Here's a quick, tasty and economical recipe that I've made oodles of for years! Servings: 3-4 persons

1 medium onion, finely chopped OR 3 large shallots, finely chopped

3 cloves garlic, smashed and finely chopped
3 T. extra virgin olive oil (virgin olive is okay,also)
10 oz/283g. can baby clams, undrained
1/2 c. water or 1/4 c. dry white wine and 1/4 c. water
1/4 c. fresh Italian parsley, chopped
S & freshly ground P, to taste
Parmesan or Asiago cheese, freshly grated, optional **
12 oz. - 1 lb. spaghetti or spaghettini, cooked al dente and drained

Saute onion or shallots and garlic in olive oil in a large deep skillet over medium low heat till vegetables are transparent. Don't brown. Add clams and their liquid, water or water and wine combo. Cook together without boiling till heated through.

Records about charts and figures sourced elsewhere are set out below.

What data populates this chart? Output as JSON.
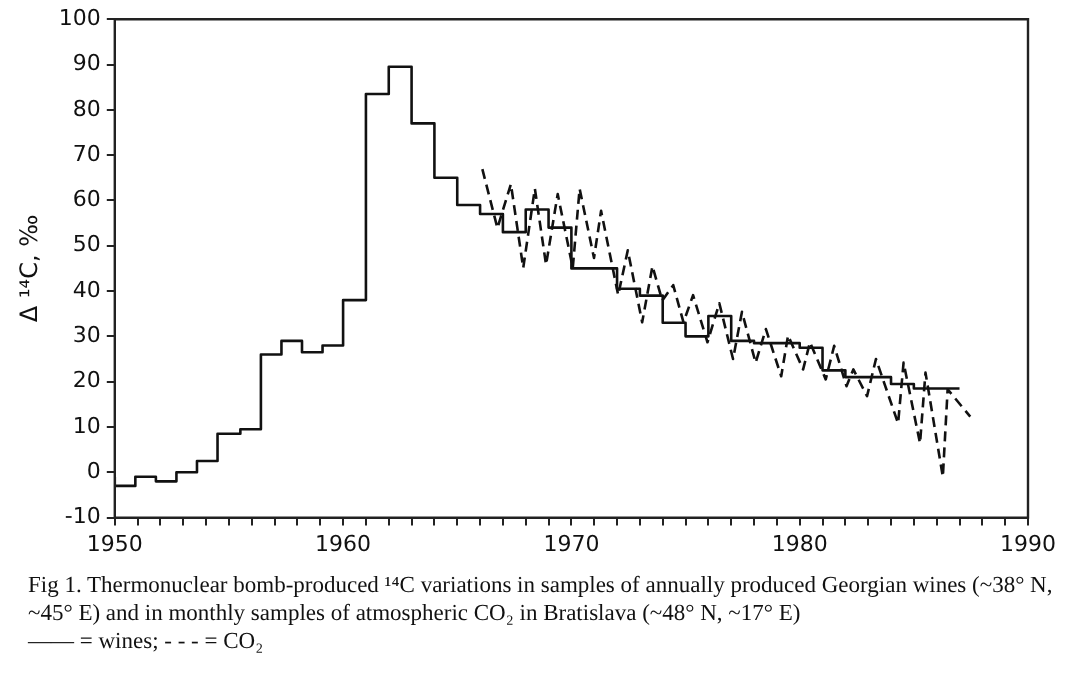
{
  "chart_data": {
    "type": "line",
    "ylabel": "Δ ¹⁴C, ‰",
    "annotations": [
      "Fig 1. Thermonuclear bomb-produced ¹⁴C variations in samples of annually produced Georgian wines (~38° N, ~45° E) and in monthly samples of atmospheric CO₂ in Bratislava (~48° N, ~17° E)",
      "—— = wines; - - - = CO₂"
    ],
    "xlim": [
      1950,
      1990
    ],
    "xticks": [
      1950,
      {
        "value": 1951,
        "label": null
      },
      {
        "value": 1952,
        "label": null
      },
      {
        "value": 1953,
        "label": null
      },
      {
        "value": 1954,
        "label": null
      },
      {
        "value": 1955,
        "label": null
      },
      {
        "value": 1956,
        "label": null
      },
      {
        "value": 1957,
        "label": null
      },
      {
        "value": 1958,
        "label": null
      },
      {
        "value": 1959,
        "label": null
      },
      1960,
      {
        "value": 1961,
        "label": null
      },
      {
        "value": 1962,
        "label": null
      },
      {
        "value": 1963,
        "label": null
      },
      {
        "value": 1964,
        "label": null
      },
      {
        "value": 1965,
        "label": null
      },
      {
        "value": 1966,
        "label": null
      },
      {
        "value": 1967,
        "label": null
      },
      {
        "value": 1968,
        "label": null
      },
      {
        "value": 1969,
        "label": null
      },
      1970,
      {
        "value": 1971,
        "label": null
      },
      {
        "value": 1972,
        "label": null
      },
      {
        "value": 1973,
        "label": null
      },
      {
        "value": 1974,
        "label": null
      },
      {
        "value": 1975,
        "label": null
      },
      {
        "value": 1976,
        "label": null
      },
      {
        "value": 1977,
        "label": null
      },
      {
        "value": 1978,
        "label": null
      },
      {
        "value": 1979,
        "label": null
      },
      1980,
      {
        "value": 1981,
        "label": null
      },
      {
        "value": 1982,
        "label": null
      },
      {
        "value": 1983,
        "label": null
      },
      {
        "value": 1984,
        "label": null
      },
      {
        "value": 1985,
        "label": null
      },
      {
        "value": 1986,
        "label": null
      },
      {
        "value": 1987,
        "label": null
      },
      {
        "value": 1988,
        "label": null
      },
      {
        "value": 1989,
        "label": null
      },
      1990
    ],
    "ylim": [
      -10,
      100
    ],
    "yticks": [
      -10,
      0,
      10,
      20,
      30,
      40,
      50,
      60,
      70,
      80,
      90,
      100
    ],
    "grid": false,
    "marker": "none",
    "series": [
      {
        "type": "step",
        "color": "#111111",
        "line_style": "solid",
        "x": [
          1950,
          1950.9,
          1951.8,
          1952.7,
          1953.6,
          1954.5,
          1955.5,
          1956.4,
          1957.3,
          1958.2,
          1959.1,
          1960,
          1961,
          1962,
          1963,
          1964,
          1965,
          1966,
          1967,
          1968,
          1969,
          1970,
          1972,
          1973,
          1974,
          1975,
          1976,
          1977,
          1978,
          1980,
          1981,
          1982,
          1984,
          1985,
          1986,
          1987
        ],
        "values": [
          -1,
          -3,
          -1,
          -2,
          0,
          2.5,
          8.5,
          9.5,
          26,
          29,
          26.5,
          28,
          38,
          83.5,
          89.5,
          77,
          65,
          59,
          57,
          53,
          58,
          54,
          45,
          40.5,
          39,
          33,
          30,
          34.5,
          29,
          28.5,
          27.5,
          22.5,
          21,
          19.5,
          18.5,
          18.5
        ]
      },
      {
        "type": "line",
        "color": "#111111",
        "line_style": "dashed",
        "x": [
          1966.1,
          1966.76,
          1967.35,
          1967.89,
          1968.4,
          1968.89,
          1969.4,
          1970.06,
          1970.36,
          1970.99,
          1971.3,
          1972.05,
          1972.47,
          1973.1,
          1973.55,
          1973.98,
          1974.46,
          1974.91,
          1975.33,
          1975.96,
          1976.48,
          1977.08,
          1977.47,
          1978.07,
          1978.52,
          1979.19,
          1979.49,
          1980.15,
          1980.45,
          1981.14,
          1981.51,
          1982.05,
          1982.35,
          1982.95,
          1983.34,
          1984.31,
          1984.55,
          1985.27,
          1985.51,
          1986.27,
          1986.48,
          1987.47
        ],
        "values": [
          66.9,
          53.9,
          63.6,
          45.1,
          62.6,
          45.8,
          61.4,
          45.1,
          62.6,
          47.3,
          57.7,
          39.1,
          49,
          33.1,
          45.5,
          37.9,
          41.3,
          33.1,
          39.1,
          28.7,
          37.3,
          25,
          35.4,
          24.2,
          31.6,
          21.2,
          30.2,
          22.7,
          28.7,
          20.5,
          27.9,
          19,
          22.7,
          16.8,
          25,
          10.8,
          24.2,
          6.4,
          22,
          -1,
          18.3,
          12.3
        ]
      }
    ]
  }
}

Add parsley and continue to gently heat for 1 minute.

Add drained pasta to skillet. Lightly combine and serve with freshly grated Parmesan or Asiago if desired.

** It's an Italian culinary no-no to add cheese to shellfish but I personally love the combination`


----------



## [BMF] Chris (Mar 8, 2005)

cheese is ok in small amounts, say if your using like a breading stuffing mixture, why would you have shell fish with anything but like a buerre blanc sauce?


----------



## buckytom (Mar 8, 2005)

normally i'd agree chris and lesley , cheese with shellfish is a bad match. but it goes really well with clams in this recipe. i guess the not-so-delicately flavored clams can stand up to it. like to add some butter, and leave out the water when i make it, and i use 2 cans of clams with their liquer.

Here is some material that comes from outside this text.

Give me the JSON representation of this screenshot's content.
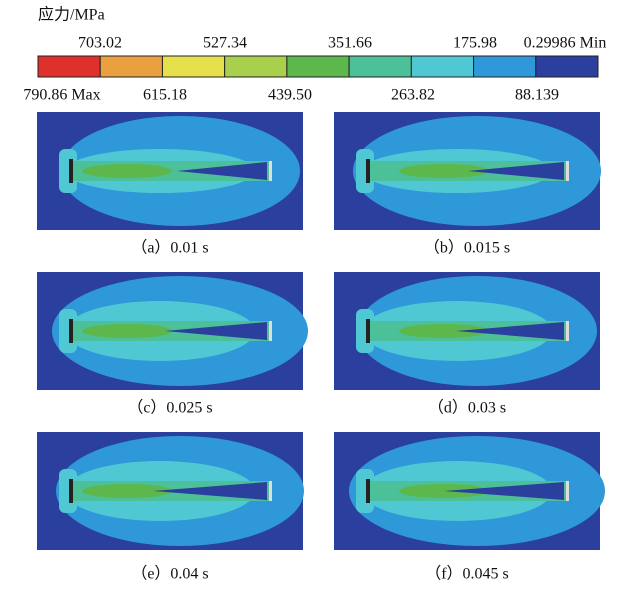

try it. it's amazingly simple and inexpensive, and very tasty.


----------



## Alix (Mar 8, 2005)

I like to think of this place as one big experiment. I am going to try this one. Lesley, thanks for posting.


----------



## Barbara L (Mar 8, 2005)

My only experience with clams is clam chowder.  This sounds good.

 Barbara


----------



## kitchenelf (Mar 8, 2005)

The cheese does go hand in hand with the clams and this dish.  It's definately not the same without it.  I want some NOW! lol  Thanks for the recipe LesleyCarol


----------



## GB (Mar 9, 2005)

[BMF] Chris said:
			
		

> why would you have shell fish with anything but like a buerre blanc sauce?


There is only one reason. Because it tastes good 

Thanks for posting this recipe. I can't wait to try it.


----------